Al-Shakhura or simply Shakhura (Arabic: شاخورة, sometimes transliterated as Shakura) known as Shah Khoura (شاه خورا) in Persian, is a village situated in north-central Bahrain. It is a part of the Northern Governorate administrative region. The village is notable for its burial mounds, which have been nominated as a UNESCO World Heritage Site.

== Etymology ==
Given Bahrain's connection with Persian rules on the Island, particularly during the Achaemenid, Sassanian, Parthian, and Safavid Empires, the name "Shakhura" (شاه خورا) likely has Persian roots, similarly to other city names. "Shah" (شاه) means "king" in Persian, while "Khura" (خورا) is less clear but could be derived from older or regional Persian dialects:

- One possible interpretation is that "Khura" might mean "food" or "sustenance," so Shakhura could be translated as "King's sustenance" or "King's nourishment."
- Another is that "Khura" (خورہ) could be derived from "khur" (خور) which in Persian means "bay," Together, "Shah Khura" could potentially mean "King's Bay" or "Bay King".

However, the exact meaning might be linked to a historical or geographical context that could reveal a more specific interpretation.

==History==
Shakhura is the site of an ancient necropolis dating back to the Tylos era of Bahraini history. The site was estimated to have been occupied from the 3rd century BC to the 4th century AD. Of significant interest of the site was a large 80 m long, 4–12.7 high burial mound. It was noted to have had several distinct raised parts. The mound was demolished during the 1990s to make way for buildings.
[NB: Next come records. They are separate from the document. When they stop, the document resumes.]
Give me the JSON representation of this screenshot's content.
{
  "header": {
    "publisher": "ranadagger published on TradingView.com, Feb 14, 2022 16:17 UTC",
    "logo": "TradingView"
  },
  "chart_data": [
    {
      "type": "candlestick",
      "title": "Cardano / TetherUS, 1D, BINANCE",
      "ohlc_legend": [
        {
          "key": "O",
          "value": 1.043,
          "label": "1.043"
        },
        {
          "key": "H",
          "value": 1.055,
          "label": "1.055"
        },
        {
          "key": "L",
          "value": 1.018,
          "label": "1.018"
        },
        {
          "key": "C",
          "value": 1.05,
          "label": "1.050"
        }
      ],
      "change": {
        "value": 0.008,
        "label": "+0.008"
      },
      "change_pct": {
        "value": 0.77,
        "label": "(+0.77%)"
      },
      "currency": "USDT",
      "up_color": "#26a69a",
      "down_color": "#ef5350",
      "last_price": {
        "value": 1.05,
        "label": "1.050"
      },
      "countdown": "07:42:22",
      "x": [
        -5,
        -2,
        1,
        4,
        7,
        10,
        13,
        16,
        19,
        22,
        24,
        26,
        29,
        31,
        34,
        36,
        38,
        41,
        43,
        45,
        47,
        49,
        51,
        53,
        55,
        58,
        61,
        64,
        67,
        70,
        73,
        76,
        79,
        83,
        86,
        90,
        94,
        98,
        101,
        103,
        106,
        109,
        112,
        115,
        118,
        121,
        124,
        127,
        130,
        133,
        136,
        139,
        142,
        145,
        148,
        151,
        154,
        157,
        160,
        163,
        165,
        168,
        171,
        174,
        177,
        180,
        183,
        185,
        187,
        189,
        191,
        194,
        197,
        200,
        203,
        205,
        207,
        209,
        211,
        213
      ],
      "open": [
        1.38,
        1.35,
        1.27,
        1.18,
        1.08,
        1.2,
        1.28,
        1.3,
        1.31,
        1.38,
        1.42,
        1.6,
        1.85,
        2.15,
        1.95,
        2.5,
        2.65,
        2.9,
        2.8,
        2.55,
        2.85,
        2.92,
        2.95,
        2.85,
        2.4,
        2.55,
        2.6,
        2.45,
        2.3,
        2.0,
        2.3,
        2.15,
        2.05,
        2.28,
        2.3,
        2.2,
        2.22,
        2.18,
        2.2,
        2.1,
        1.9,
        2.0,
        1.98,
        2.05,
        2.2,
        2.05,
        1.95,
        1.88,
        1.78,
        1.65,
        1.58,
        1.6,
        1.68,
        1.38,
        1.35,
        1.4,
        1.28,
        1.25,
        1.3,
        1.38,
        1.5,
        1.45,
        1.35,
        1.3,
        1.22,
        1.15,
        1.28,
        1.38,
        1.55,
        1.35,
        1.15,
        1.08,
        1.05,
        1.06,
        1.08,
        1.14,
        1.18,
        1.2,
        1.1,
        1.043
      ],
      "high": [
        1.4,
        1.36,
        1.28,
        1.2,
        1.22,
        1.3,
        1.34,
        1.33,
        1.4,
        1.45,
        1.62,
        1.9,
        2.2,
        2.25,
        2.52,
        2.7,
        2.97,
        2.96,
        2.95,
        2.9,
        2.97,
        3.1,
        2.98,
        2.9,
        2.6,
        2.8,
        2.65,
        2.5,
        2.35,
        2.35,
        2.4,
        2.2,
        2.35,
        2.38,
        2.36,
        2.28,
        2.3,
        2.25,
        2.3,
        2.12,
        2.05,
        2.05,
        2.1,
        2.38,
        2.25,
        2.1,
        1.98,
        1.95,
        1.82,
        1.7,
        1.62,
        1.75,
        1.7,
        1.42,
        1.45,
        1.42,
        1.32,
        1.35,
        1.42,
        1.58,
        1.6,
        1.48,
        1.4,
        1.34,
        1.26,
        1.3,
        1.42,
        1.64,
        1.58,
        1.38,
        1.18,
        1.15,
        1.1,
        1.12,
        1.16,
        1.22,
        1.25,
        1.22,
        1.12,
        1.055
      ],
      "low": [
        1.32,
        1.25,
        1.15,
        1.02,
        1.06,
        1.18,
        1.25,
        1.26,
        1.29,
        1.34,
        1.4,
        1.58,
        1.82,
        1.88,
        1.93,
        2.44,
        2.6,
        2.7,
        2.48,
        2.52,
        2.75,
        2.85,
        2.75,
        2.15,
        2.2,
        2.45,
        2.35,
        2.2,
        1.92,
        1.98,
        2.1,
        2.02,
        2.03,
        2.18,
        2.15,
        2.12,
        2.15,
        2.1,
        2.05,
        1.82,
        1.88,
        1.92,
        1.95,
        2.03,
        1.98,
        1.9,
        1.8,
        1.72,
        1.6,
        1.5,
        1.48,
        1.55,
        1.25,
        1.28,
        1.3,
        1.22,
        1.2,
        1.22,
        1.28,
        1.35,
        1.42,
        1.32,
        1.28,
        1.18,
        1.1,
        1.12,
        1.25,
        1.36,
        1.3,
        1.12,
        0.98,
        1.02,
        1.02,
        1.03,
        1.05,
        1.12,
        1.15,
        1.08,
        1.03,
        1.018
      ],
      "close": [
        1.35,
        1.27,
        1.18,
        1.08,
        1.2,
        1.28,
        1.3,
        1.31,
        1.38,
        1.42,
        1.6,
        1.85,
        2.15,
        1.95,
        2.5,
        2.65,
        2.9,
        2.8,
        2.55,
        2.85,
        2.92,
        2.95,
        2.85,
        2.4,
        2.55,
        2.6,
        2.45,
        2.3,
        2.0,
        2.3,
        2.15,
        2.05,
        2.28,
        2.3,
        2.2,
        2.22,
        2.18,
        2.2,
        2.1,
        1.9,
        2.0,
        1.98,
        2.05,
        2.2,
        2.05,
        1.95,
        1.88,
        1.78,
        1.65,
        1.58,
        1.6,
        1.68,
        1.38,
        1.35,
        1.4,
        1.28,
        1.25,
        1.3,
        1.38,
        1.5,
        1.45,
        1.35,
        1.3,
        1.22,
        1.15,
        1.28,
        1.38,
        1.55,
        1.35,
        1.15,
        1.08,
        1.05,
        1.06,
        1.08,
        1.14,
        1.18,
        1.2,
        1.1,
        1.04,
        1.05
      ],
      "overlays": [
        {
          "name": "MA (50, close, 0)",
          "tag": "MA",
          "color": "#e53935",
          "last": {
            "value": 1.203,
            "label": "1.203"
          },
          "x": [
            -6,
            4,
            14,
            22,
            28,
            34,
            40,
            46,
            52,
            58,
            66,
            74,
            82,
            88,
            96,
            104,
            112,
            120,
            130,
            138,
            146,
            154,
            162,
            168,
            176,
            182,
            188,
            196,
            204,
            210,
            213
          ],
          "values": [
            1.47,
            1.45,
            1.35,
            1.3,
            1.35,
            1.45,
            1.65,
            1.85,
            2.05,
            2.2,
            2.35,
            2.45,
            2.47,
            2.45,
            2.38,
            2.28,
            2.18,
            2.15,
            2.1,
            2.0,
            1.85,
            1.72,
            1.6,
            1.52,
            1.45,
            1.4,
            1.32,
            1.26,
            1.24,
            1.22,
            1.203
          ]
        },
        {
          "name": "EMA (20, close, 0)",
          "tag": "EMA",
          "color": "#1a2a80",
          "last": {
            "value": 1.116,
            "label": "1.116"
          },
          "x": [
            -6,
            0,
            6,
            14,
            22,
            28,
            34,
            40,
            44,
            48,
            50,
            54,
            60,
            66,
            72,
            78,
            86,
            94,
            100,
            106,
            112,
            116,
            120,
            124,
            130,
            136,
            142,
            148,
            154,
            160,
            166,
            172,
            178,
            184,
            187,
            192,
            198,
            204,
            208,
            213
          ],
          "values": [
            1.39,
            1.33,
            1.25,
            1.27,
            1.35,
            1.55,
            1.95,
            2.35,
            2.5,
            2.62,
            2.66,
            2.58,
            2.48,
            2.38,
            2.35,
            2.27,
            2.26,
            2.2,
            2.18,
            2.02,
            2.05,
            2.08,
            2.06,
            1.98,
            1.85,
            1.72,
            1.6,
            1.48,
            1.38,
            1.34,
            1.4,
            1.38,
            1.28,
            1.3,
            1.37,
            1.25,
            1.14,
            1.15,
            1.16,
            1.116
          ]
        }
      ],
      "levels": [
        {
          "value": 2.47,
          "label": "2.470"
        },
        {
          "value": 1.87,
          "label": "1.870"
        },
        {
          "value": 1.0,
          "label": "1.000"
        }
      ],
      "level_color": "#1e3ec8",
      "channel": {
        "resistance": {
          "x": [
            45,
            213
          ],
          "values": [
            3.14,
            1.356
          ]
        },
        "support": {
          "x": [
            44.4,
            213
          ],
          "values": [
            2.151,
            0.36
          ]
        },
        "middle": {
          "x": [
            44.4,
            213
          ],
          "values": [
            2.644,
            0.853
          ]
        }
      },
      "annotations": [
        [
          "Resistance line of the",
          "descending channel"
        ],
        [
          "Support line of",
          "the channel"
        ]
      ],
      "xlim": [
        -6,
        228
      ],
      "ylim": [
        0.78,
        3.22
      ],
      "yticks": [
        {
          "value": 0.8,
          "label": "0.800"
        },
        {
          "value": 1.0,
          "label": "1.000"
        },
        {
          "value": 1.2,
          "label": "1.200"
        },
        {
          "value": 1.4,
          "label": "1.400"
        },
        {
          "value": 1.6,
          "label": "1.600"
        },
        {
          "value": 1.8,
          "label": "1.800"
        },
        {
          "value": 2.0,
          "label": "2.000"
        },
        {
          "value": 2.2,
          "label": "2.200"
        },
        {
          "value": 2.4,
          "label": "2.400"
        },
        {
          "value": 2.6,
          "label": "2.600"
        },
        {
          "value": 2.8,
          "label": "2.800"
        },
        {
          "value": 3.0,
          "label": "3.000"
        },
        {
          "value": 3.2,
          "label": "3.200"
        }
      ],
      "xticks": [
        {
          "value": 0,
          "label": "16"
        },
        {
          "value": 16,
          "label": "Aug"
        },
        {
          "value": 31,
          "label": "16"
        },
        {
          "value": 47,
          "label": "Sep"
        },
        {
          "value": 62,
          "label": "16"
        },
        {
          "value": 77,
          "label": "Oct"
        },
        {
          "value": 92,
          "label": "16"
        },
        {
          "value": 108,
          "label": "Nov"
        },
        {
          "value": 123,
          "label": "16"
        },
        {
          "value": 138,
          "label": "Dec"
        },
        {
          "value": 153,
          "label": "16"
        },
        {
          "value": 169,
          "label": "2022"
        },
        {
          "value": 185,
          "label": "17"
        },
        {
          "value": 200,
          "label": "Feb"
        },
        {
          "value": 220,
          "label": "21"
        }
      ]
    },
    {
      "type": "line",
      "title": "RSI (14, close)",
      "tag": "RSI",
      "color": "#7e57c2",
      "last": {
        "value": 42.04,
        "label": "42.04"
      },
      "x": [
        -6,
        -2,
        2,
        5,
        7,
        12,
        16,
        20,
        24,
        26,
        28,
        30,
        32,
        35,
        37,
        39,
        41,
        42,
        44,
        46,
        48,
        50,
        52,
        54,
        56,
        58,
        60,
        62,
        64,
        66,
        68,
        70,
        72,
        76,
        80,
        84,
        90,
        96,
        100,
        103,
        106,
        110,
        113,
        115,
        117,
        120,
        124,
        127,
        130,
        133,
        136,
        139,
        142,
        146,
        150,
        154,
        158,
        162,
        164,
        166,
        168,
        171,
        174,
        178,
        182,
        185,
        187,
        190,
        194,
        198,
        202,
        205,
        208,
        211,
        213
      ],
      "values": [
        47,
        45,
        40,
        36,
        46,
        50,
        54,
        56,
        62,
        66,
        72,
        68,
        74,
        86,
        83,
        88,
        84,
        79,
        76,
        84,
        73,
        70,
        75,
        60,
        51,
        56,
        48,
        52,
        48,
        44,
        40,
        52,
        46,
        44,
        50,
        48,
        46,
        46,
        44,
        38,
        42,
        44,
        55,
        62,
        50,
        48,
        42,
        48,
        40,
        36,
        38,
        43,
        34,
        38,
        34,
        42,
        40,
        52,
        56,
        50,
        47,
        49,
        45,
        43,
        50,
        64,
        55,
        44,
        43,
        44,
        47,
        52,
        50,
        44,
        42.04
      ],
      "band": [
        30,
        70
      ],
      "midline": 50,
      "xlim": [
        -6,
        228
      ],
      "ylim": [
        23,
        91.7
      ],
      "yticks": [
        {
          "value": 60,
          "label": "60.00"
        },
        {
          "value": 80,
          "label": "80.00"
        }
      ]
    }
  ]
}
==Archaeological excavations==
Archaeological work at the mound revealed 90 graves with the earliest graves situated in the centre of the mound, while others were added later in arcs around the mound. Excavations carried out by Captain Robert Higham from the Royal Signals during the 1960s revealed a number of important artefacts dating from the Roman and Parthian times, included an intact glass ribbed bowl, that are now kept at the British Museum in London. In 2008, archaeologists announced the discovery of a layer of ash that contained fragments of glazed pottery with fish and animal bones, on the site. This led to archaeologists speculating that the Tylos civilisation practiced funeral banquets, which involved offering food and drink to the deceased and burying human and animal bones inside the tomb.